The U.S. National Hurricane Center said the storm was expected to move over or near the Leeward Islands on Wednesday and Puerto Rico on Wednesday night, then brush the northern shores of Hispaniola the following day while on a path that could take it to the U.S. mainland by the weekend.
But the centre also cautioned that it was too early to pinpoint what the system would do. “It cannot be stressed enough that since the system is still in the formative stage, greater than average uncertainty exists regarding both the short-term and longer-term track and intensity forecasts,” its advisory said.
Forecasters issued tropical storm warnings for Puerto Rico, the British and U.S. Virgin Islands, Antigua, Barbuda, Dominica, Martinique, Montserrat, St. Kitts and Nevis, Guadeloupe, Martinique, St. Martin, St. Maarten, Saba, St. Eustatius and portions of the Dominican Republic. A tropical storm warning means that tropical storm conditions are expected within within 36 hours.
The forecast warned the islands could experience 3 to 6 inches (8 to 15 cm) of rainfall, with up to 10 inches (25 cm) in isolated spots.
Officials in Puerto Rico expressed concern about the potential for landslides and flooding and urged people to take precautions.

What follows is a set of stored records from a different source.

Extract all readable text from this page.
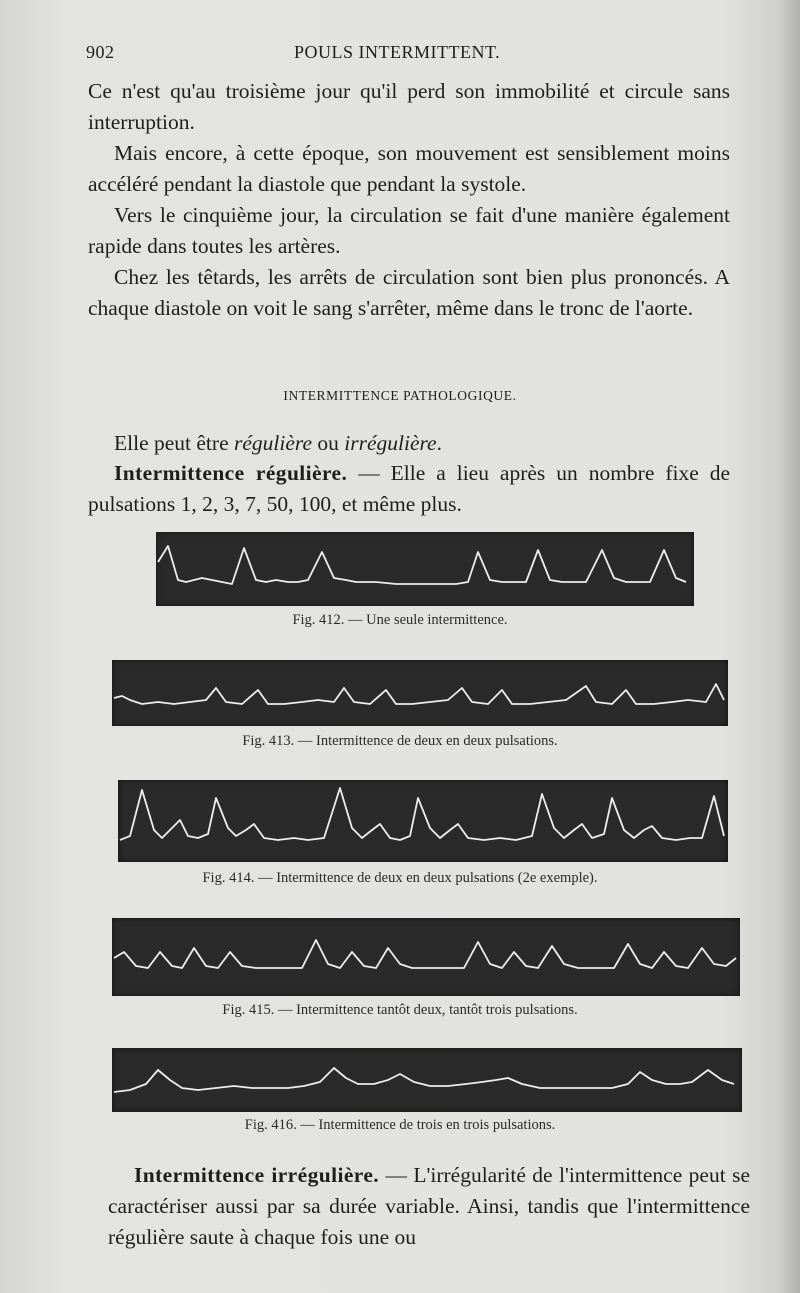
902	POULS INTERMITTENT.

Ce n'est qu'au troisième jour qu'il perd son immobilité et circule sans interruption.

Mais encore, à cette époque, son mouvement est sensiblement moins accéléré pendant la diastole que pendant la systole.

Vers le cinquième jour, la circulation se fait d'une manière également rapide dans toutes les artères.

Chez les têtards, les arrêts de circulation sont bien plus prononcés. A chaque diastole on voit le sang s'arrêter, même dans le tronc de l'aorte.

INTERMITTENCE PATHOLOGIQUE.

Elle peut être régulière ou irrégulière.

Intermittence régulière. — Elle a lieu après un nombre fixe de pulsations 1, 2, 3, 7, 50, 100, et même plus.

Fig. 412. — Une seule intermittence.
Fig. 413. — Intermittence de deux en deux pulsations.
Fig. 414. — Intermittence de deux en deux pulsations (2e exemple).
Fig. 415. — Intermittence tantôt deux, tantôt trois pulsations.
Fig. 416. — Intermittence de trois en trois pulsations.

Intermittence irrégulière. — L'irrégularité de l'intermittence peut se caractériser aussi par sa durée variable. Ainsi, tandis que l'intermittence régulière saute à chaque fois une ou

They noted the U.S. territory is struggling with a spike in coronavirus cases while also still recovering from 2017’s devastating Hurricane Maria and a string of earthquakes earlier this year that damaged or destroyed hundreds of homes in the island’s south.
“We’re not facing a situation like Maria, but we have to remain wary,” said Pedro Janer, secretary of the Department of Public Safety.

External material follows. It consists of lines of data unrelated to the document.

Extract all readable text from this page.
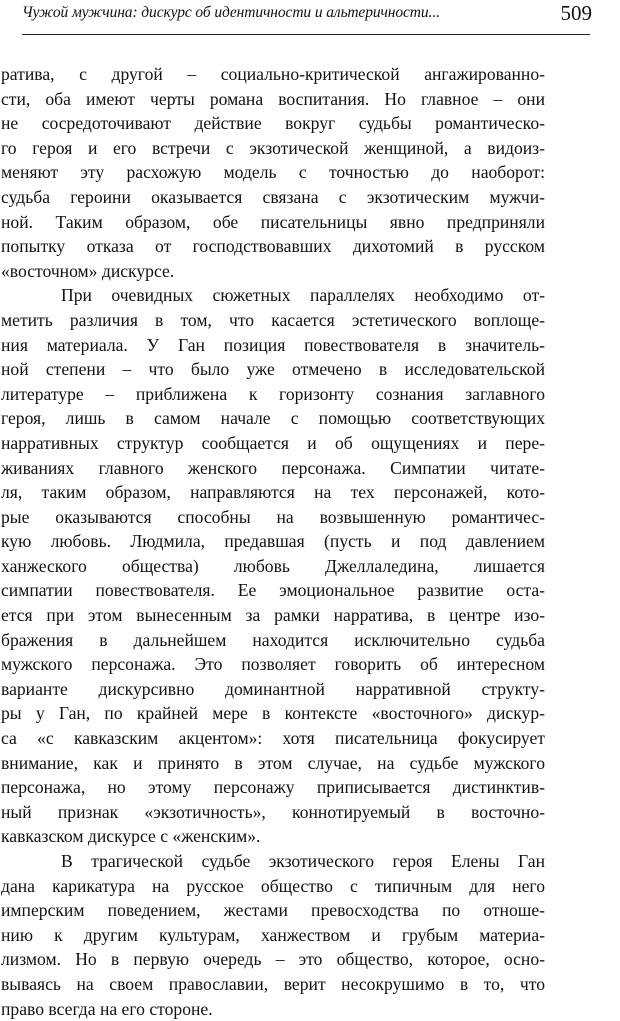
Чужой мужчина: дискурс об идентичности и альтеричности...	509
ратива, с другой – социально-критической ангажированно-
сти, оба имеют черты романа воспитания. Но главное – они
не сосредоточивают действие вокруг судьбы романтическо-
го героя и его встречи с экзотической женщиной, а видоиз-
меняют эту расхожую модель с точностью до наоборот:
судьба героини оказывается связана с экзотическим мужчи-
ной. Таким образом, обе писательницы явно предприняли
попытку отказа от господствовавших дихотомий в русском
«восточном» дискурсе.
При очевидных сюжетных параллелях необходимо от-
метить различия в том, что касается эстетического воплоще-
ния материала. У Ган позиция повествователя в значитель-
ной степени – что было уже отмечено в исследовательской
литературе – приближена к горизонту сознания заглавного
героя, лишь в самом начале с помощью соответствующих
нарративных структур сообщается и об ощущениях и пере-
живаниях главного женского персонажа. Симпатии читате-
ля, таким образом, направляются на тех персонажей, кото-
рые оказываются способны на возвышенную романтичес-
кую любовь. Людмила, предавшая (пусть и под давлением
ханжеского общества) любовь Джеллаледина, лишается
симпатии повествователя. Ее эмоциональное развитие оста-
ется при этом вынесенным за рамки нарратива, в центре изо-
бражения в дальнейшем находится исключительно судьба
мужского персонажа. Это позволяет говорить об интересном
варианте дискурсивно доминантной нарративной структу-
ры у Ган, по крайней мере в контексте «восточного» дискур-
са «с кавказским акцентом»: хотя писательница фокусирует
внимание, как и принято в этом случае, на судьбе мужского
персонажа, но этому персонажу приписывается дистинктив-
ный признак «экзотичность», коннотируемый в восточно-
кавказском дискурсе с «женским».
В трагической судьбе экзотического героя Елены Ган
дана карикатура на русское общество с типичным для него
имперским поведением, жестами превосходства по отноше-
нию к другим культурам, ханжеством и грубым материа-
лизмом. Но в первую очередь – это общество, которое, осно-
вываясь на своем православии, верит несокрушимо в то, что
право всегда на его стороне.
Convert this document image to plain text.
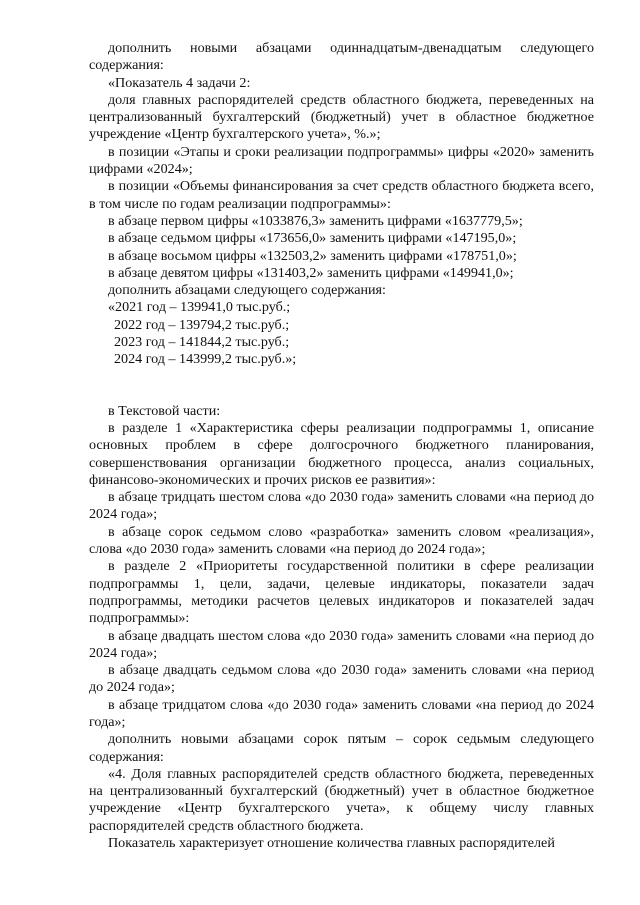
дополнить новыми абзацами одиннадцатым-двенадцатым следующего содержания:

«Показатель 4 задачи 2:

доля главных распорядителей средств областного бюджета, переведенных на централизованный бухгалтерский (бюджетный) учет в областное бюджетное учреждение «Центр бухгалтерского учета», %.»;

в позиции «Этапы и сроки реализации подпрограммы» цифры «2020» заменить цифрами «2024»;

в позиции «Объемы финансирования за счет средств областного бюджета всего, в том числе по годам реализации подпрограммы»:

в абзаце первом цифры «1033876,3» заменить цифрами «1637779,5»;

в абзаце седьмом цифры «173656,0» заменить цифрами «147195,0»;

в абзаце восьмом цифры «132503,2» заменить цифрами «178751,0»;

в абзаце девятом цифры «131403,2» заменить цифрами «149941,0»;

дополнить абзацами следующего содержания:

«2021 год – 139941,0 тыс.руб.;

2022 год – 139794,2 тыс.руб.;

2023 год – 141844,2 тыс.руб.;

2024 год – 143999,2 тыс.руб.»;

в Текстовой части:

в разделе 1 «Характеристика сферы реализации подпрограммы 1, описание основных проблем в сфере долгосрочного бюджетного планирования, совершенствования организации бюджетного процесса, анализ социальных, финансово-экономических и прочих рисков ее развития»:

в абзаце тридцать шестом слова «до 2030 года» заменить словами «на период до 2024 года»;

в абзаце сорок седьмом слово «разработка» заменить словом «реализация», слова «до 2030 года» заменить словами «на период до 2024 года»;

в разделе 2 «Приоритеты государственной политики в сфере реализации подпрограммы 1, цели, задачи, целевые индикаторы, показатели задач подпрограммы, методики расчетов целевых индикаторов и показателей задач подпрограммы»:

в абзаце двадцать шестом слова «до 2030 года» заменить словами «на период до 2024 года»;

в абзаце двадцать седьмом слова «до 2030 года» заменить словами «на период до 2024 года»;

в абзаце тридцатом слова «до 2030 года» заменить словами «на период до 2024 года»;

дополнить новыми абзацами сорок пятым – сорок седьмым следующего содержания:

«4. Доля главных распорядителей средств областного бюджета, переведенных на централизованный бухгалтерский (бюджетный) учет в областное бюджетное учреждение «Центр бухгалтерского учета», к общему числу главных распорядителей средств областного бюджета.

Показатель характеризует отношение количества главных распорядителей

At a news conference, Gov. Wanda Vazquez predicted the storm would cause power outages. Puerto Rico’s power grid was destroyed by Maria and the rebuilt system is fragile and susceptible to failures. Earlier Tuesday, the island’s power company and union leaders said electricity failed briefly for more than 450,000 customers when a plant was knocked offline for unknown reasons.
The governor said that more than 300 shelters across the island were prepared to receive people if needed and that more than 130,000 face masks were available.
“We’ve lived through several emergencies at one time,” Vazquez said. “I want you to remain calm.”
Late Tuesday night, the storm system had maximum sustained winds of 40 mph (65 kph). It was centred 235 miles (380 kilometres) southeast of the Leeward Islands and moving west-northwest at 25 mph (41 kph).